Comincia a farmi freddo ed incrocio le braccia cercando di riscaldarmi. Non voglio essere io a rompere il silenzio, piuttosto muoio di freddo, ma non parlerò.

Sobbalzo quando lo sento accarezzarmi la schiena cercando di infondermi calore. Mi giro appena e tanto gli basta per portarmi su a sedere con lui. Mi abbraccia, facendomi poggiare la testa nell'incavo del suo collo. Inspiro a fondo il suo profumo, nella speranza di imprimerlo per sempre tra i miei ricordi, perché questo mi sembra proprio un addio. Mi accarezza e mi bacia tra i capelli, mentre una lacrima sola e disperata cade lentamente sulla mia guancia. L'asciugo prima che se ne accorga e chiudo gli occhi.

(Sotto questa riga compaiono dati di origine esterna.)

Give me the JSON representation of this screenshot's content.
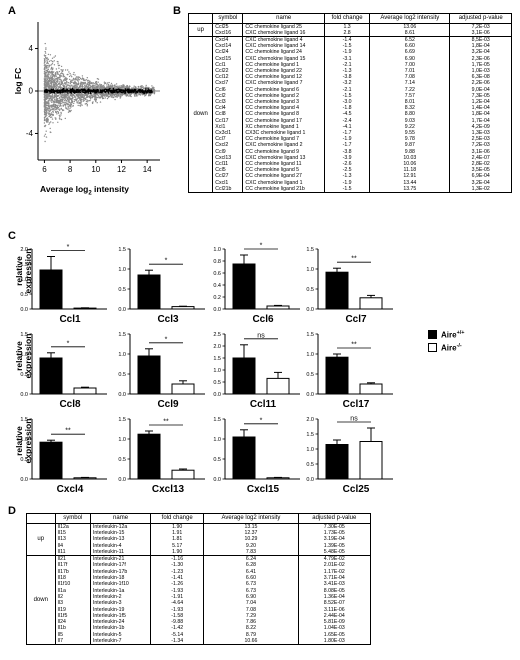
{
  "panelA": {
    "letter": "A",
    "ylabel": "log FC",
    "xlabel_prefix": "Average log",
    "xlabel_sub": "2",
    "xlabel_suffix": " intensity",
    "yticks": [
      "4",
      "0",
      "-4"
    ],
    "xticks": [
      "6",
      "8",
      "10",
      "12",
      "14"
    ]
  },
  "panelB": {
    "letter": "B",
    "headers": [
      "symbol",
      "name",
      "fold change",
      "Average log2 intensity",
      "adjusted p-value"
    ],
    "groups": [
      {
        "label": "up",
        "rows": [
          [
            "Ccl25",
            "CC chemokine ligand 25",
            "1.3",
            "13.06",
            "7,2E-03"
          ],
          [
            "Cxcl16",
            "CXC chemokine ligand 16",
            "2.8",
            "8.61",
            "3,1E-06"
          ]
        ]
      },
      {
        "label": "down",
        "rows": [
          [
            "Cxcl4",
            "CXC chemokine ligand 4",
            "-1.4",
            "6.52",
            "8,5E-03"
          ],
          [
            "Cxcl14",
            "CXC chemokine ligand 14",
            "-1.5",
            "6.60",
            "1,8E-04"
          ],
          [
            "Ccl24",
            "CC chemokine ligand 24",
            "-1.9",
            "6.69",
            "3,2E-04"
          ],
          [
            "Cxcl15",
            "CXC chemokine ligand 15",
            "-3.1",
            "6.90",
            "2,3E-06"
          ],
          [
            "Ccl1",
            "CC chemokine ligand 1",
            "-2.1",
            "7.00",
            "1,7E-05"
          ],
          [
            "Ccl22",
            "CC chemokine ligand 22",
            "-1.3",
            "7.01",
            "1,0E-03"
          ],
          [
            "Ccl12",
            "CC chemokine ligand 12",
            "-3.8",
            "7.08",
            "6,3E-08"
          ],
          [
            "Cxcl7",
            "CXC chemokine ligand 7",
            "-3.2",
            "7.14",
            "2,2E-06"
          ],
          [
            "Ccl6",
            "CC chemokine ligand 6",
            "-2.1",
            "7.22",
            "9,0E-04"
          ],
          [
            "Ccl2",
            "CC chemokine ligand 2",
            "-1.5",
            "7.57",
            "7,3E-05"
          ],
          [
            "Ccl3",
            "CC chemokine ligand 3",
            "-3.0",
            "8.01",
            "1,2E-04"
          ],
          [
            "Ccl4",
            "CC chemokine ligand 4",
            "-1.8",
            "8.32",
            "1,4E-04"
          ],
          [
            "Ccl8",
            "CC chemokine ligand 8",
            "-4.5",
            "8.80",
            "1,8E-04"
          ],
          [
            "Ccl17",
            "CC chemokine ligand 17",
            "-2.4",
            "9.03",
            "1,7E-04"
          ],
          [
            "Xcl1",
            "XC chemokine ligand 1",
            "-4.1",
            "9.22",
            "4,2E-09"
          ],
          [
            "Cx3cl1",
            "CX3C chemokine ligand 1",
            "-1.7",
            "9.55",
            "1,3E-03"
          ],
          [
            "Ccl7",
            "CC chemokine ligand 7",
            "-1.9",
            "9.78",
            "2,5E-03"
          ],
          [
            "Cxcl2",
            "CXC chemokine ligand 2",
            "-1.7",
            "9.87",
            "7,2E-03"
          ],
          [
            "Ccl9",
            "CC chemokine ligand 9",
            "-3.8",
            "9.88",
            "3,1E-06"
          ],
          [
            "Cxcl13",
            "CXC chemokine ligand 13",
            "-3.9",
            "10.03",
            "2,4E-07"
          ],
          [
            "Ccl11",
            "CC chemokine ligand 11",
            "-2.6",
            "10.06",
            "2,8E-02"
          ],
          [
            "Ccl5",
            "CC chemokine ligand 5",
            "-2.5",
            "11.18",
            "3,5E-05"
          ],
          [
            "Ccl27",
            "CC chemokine ligand 27",
            "-1.3",
            "12.91",
            "6,9E-04"
          ],
          [
            "Cxcl1",
            "CXC chemokine ligand 1",
            "-1.9",
            "13.44",
            "3,2E-04"
          ],
          [
            "Ccl21b",
            "CC chemokine ligand 21b",
            "-1.5",
            "13.75",
            "1,3E-02"
          ]
        ]
      }
    ]
  },
  "panelC": {
    "letter": "C",
    "ylabel_line1": "relative",
    "ylabel_line2": "expression",
    "legend": [
      {
        "label": "Aire",
        "sup": "+/+",
        "color": "#000000"
      },
      {
        "label": "Aire",
        "sup": "-/-",
        "color": "#ffffff"
      }
    ]
  },
  "chart_data": [
    {
      "type": "bar",
      "title": "Ccl1",
      "categories": [
        "Aire+/+",
        "Aire-/-"
      ],
      "values": [
        1.3,
        0.03
      ],
      "errors": [
        0.45,
        0.01
      ],
      "ylim": [
        0,
        2.0
      ],
      "yticks": [
        "0.0",
        "0.5",
        "1.0",
        "1.5",
        "2.0"
      ],
      "significance": "*"
    },
    {
      "type": "bar",
      "title": "Ccl3",
      "categories": [
        "Aire+/+",
        "Aire-/-"
      ],
      "values": [
        0.85,
        0.06
      ],
      "errors": [
        0.12,
        0.01
      ],
      "ylim": [
        0,
        1.5
      ],
      "yticks": [
        "0.0",
        "0.5",
        "1.0",
        "1.5"
      ],
      "significance": "*"
    },
    {
      "type": "bar",
      "title": "Ccl6",
      "categories": [
        "Aire+/+",
        "Aire-/-"
      ],
      "values": [
        0.75,
        0.05
      ],
      "errors": [
        0.15,
        0.01
      ],
      "ylim": [
        0,
        1.0
      ],
      "yticks": [
        "0.0",
        "0.2",
        "0.4",
        "0.6",
        "0.8",
        "1.0"
      ],
      "significance": "*"
    },
    {
      "type": "bar",
      "title": "Ccl7",
      "categories": [
        "Aire+/+",
        "Aire-/-"
      ],
      "values": [
        0.92,
        0.28
      ],
      "errors": [
        0.1,
        0.06
      ],
      "ylim": [
        0,
        1.5
      ],
      "yticks": [
        "0.0",
        "0.5",
        "1.0",
        "1.5"
      ],
      "significance": "**"
    },
    {
      "type": "bar",
      "title": "Ccl8",
      "categories": [
        "Aire+/+",
        "Aire-/-"
      ],
      "values": [
        0.9,
        0.15
      ],
      "errors": [
        0.13,
        0.02
      ],
      "ylim": [
        0,
        1.5
      ],
      "yticks": [
        "0.0",
        "0.5",
        "1.0",
        "1.5"
      ],
      "significance": "*"
    },
    {
      "type": "bar",
      "title": "Ccl9",
      "categories": [
        "Aire+/+",
        "Aire-/-"
      ],
      "values": [
        0.95,
        0.25
      ],
      "errors": [
        0.18,
        0.08
      ],
      "ylim": [
        0,
        1.5
      ],
      "yticks": [
        "0.0",
        "0.5",
        "1.0",
        "1.5"
      ],
      "significance": "*"
    },
    {
      "type": "bar",
      "title": "Ccl11",
      "categories": [
        "Aire+/+",
        "Aire-/-"
      ],
      "values": [
        1.5,
        0.65
      ],
      "errors": [
        0.55,
        0.25
      ],
      "ylim": [
        0,
        2.5
      ],
      "yticks": [
        "0.0",
        "0.5",
        "1.0",
        "1.5",
        "2.0",
        "2.5"
      ],
      "significance": "ns"
    },
    {
      "type": "bar",
      "title": "Ccl17",
      "categories": [
        "Aire+/+",
        "Aire-/-"
      ],
      "values": [
        0.92,
        0.25
      ],
      "errors": [
        0.08,
        0.03
      ],
      "ylim": [
        0,
        1.5
      ],
      "yticks": [
        "0.0",
        "0.5",
        "1.0",
        "1.5"
      ],
      "significance": "**"
    },
    {
      "type": "bar",
      "title": "Cxcl4",
      "categories": [
        "Aire+/+",
        "Aire-/-"
      ],
      "values": [
        0.92,
        0.03
      ],
      "errors": [
        0.05,
        0.01
      ],
      "ylim": [
        0,
        1.5
      ],
      "yticks": [
        "0.0",
        "0.5",
        "1.0",
        "1.5"
      ],
      "significance": "**"
    },
    {
      "type": "bar",
      "title": "Cxcl13",
      "categories": [
        "Aire+/+",
        "Aire-/-"
      ],
      "values": [
        1.12,
        0.22
      ],
      "errors": [
        0.08,
        0.03
      ],
      "ylim": [
        0,
        1.5
      ],
      "yticks": [
        "0.0",
        "0.5",
        "1.0",
        "1.5"
      ],
      "significance": "**"
    },
    {
      "type": "bar",
      "title": "Cxcl15",
      "categories": [
        "Aire+/+",
        "Aire-/-"
      ],
      "values": [
        1.05,
        0.03
      ],
      "errors": [
        0.18,
        0.01
      ],
      "ylim": [
        0,
        1.5
      ],
      "yticks": [
        "0.0",
        "0.5",
        "1.0",
        "1.5"
      ],
      "significance": "*"
    },
    {
      "type": "bar",
      "title": "Ccl25",
      "categories": [
        "Aire+/+",
        "Aire-/-"
      ],
      "values": [
        1.15,
        1.25
      ],
      "errors": [
        0.15,
        0.45
      ],
      "ylim": [
        0,
        2.0
      ],
      "yticks": [
        "0.0",
        "0.5",
        "1.0",
        "1.5",
        "2.0"
      ],
      "significance": "ns"
    }
  ],
  "panelD": {
    "letter": "D",
    "headers": [
      "symbol",
      "name",
      "fold change",
      "Average log2 intensity",
      "adjusted p-value"
    ],
    "groups": [
      {
        "label": "up",
        "rows": [
          [
            "Il12a",
            "Interleukin-12a",
            "1.90",
            "13.15",
            "7.30E-05"
          ],
          [
            "Il15",
            "Interleukin-15",
            "1.91",
            "12.37",
            "1.73E-05"
          ],
          [
            "Il13",
            "Interleukin-13",
            "1.81",
            "10.29",
            "3.19E-04"
          ],
          [
            "Il4",
            "Interleukin-4",
            "5.17",
            "9.20",
            "1.39E-05"
          ],
          [
            "Il11",
            "Interleukin-11",
            "1.90",
            "7.83",
            "5.48E-05"
          ]
        ]
      },
      {
        "label": "down",
        "rows": [
          [
            "Il21",
            "Interleukin-21",
            "-1.16",
            "6.24",
            "4.79E-02"
          ],
          [
            "Il17f",
            "Interleukin-17f",
            "-1.30",
            "6.28",
            "2.01E-02"
          ],
          [
            "Il17b",
            "Interleukin-17b",
            "-1.23",
            "6.41",
            "1.17E-02"
          ],
          [
            "Il18",
            "Interleukin-18",
            "-1.41",
            "6.60",
            "3.71E-04"
          ],
          [
            "Il1f10",
            "Interleukin-1f10",
            "-1.26",
            "6.73",
            "3.41E-03"
          ],
          [
            "Il1a",
            "Interleukin-1a",
            "-1.93",
            "6.73",
            "8.08E-05"
          ],
          [
            "Il2",
            "Interleukin-2",
            "-1.91",
            "6.90",
            "1.36E-04"
          ],
          [
            "Il3",
            "Interleukin-3",
            "-4.64",
            "7.04",
            "8.52E-07"
          ],
          [
            "Il19",
            "Interleukin-19",
            "-1.93",
            "7.08",
            "3.11E-06"
          ],
          [
            "Il1f5",
            "Interleukin-1f5",
            "-1.58",
            "7.29",
            "2.44E-04"
          ],
          [
            "Il24",
            "Interleukin-24",
            "-9.88",
            "7.86",
            "5.81E-09"
          ],
          [
            "Il1b",
            "Interleukin-1b",
            "-1.42",
            "8.22",
            "1.04E-03"
          ],
          [
            "Il5",
            "Interleukin-5",
            "-5.14",
            "8.79",
            "1.65E-05"
          ],
          [
            "Il7",
            "Interleukin-7",
            "-1.34",
            "10.66",
            "1.80E-03"
          ]
        ]
      }
    ]
  }
}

«Vorrei davvero poterti dare una motivazione, ma non posso», rompe finalmente quel silenzio scomodo. Il suo tono è realmente dispiaciuto come se si incolpasse di quegli strani sogni che faccio.

Ma che colpa potrebbe mai avere?

«Non ne volevo una», ribatto fin troppo secca e categorica.

Lo sento sospirare a fondo e alzo la testa. Non mi guarda, anzi, non mi vuole guardare. Comincio a domandarmi se lui non abbia davvero una risposta a tutto questo e la domanda successiva non fa che aumentare i miei dubbi.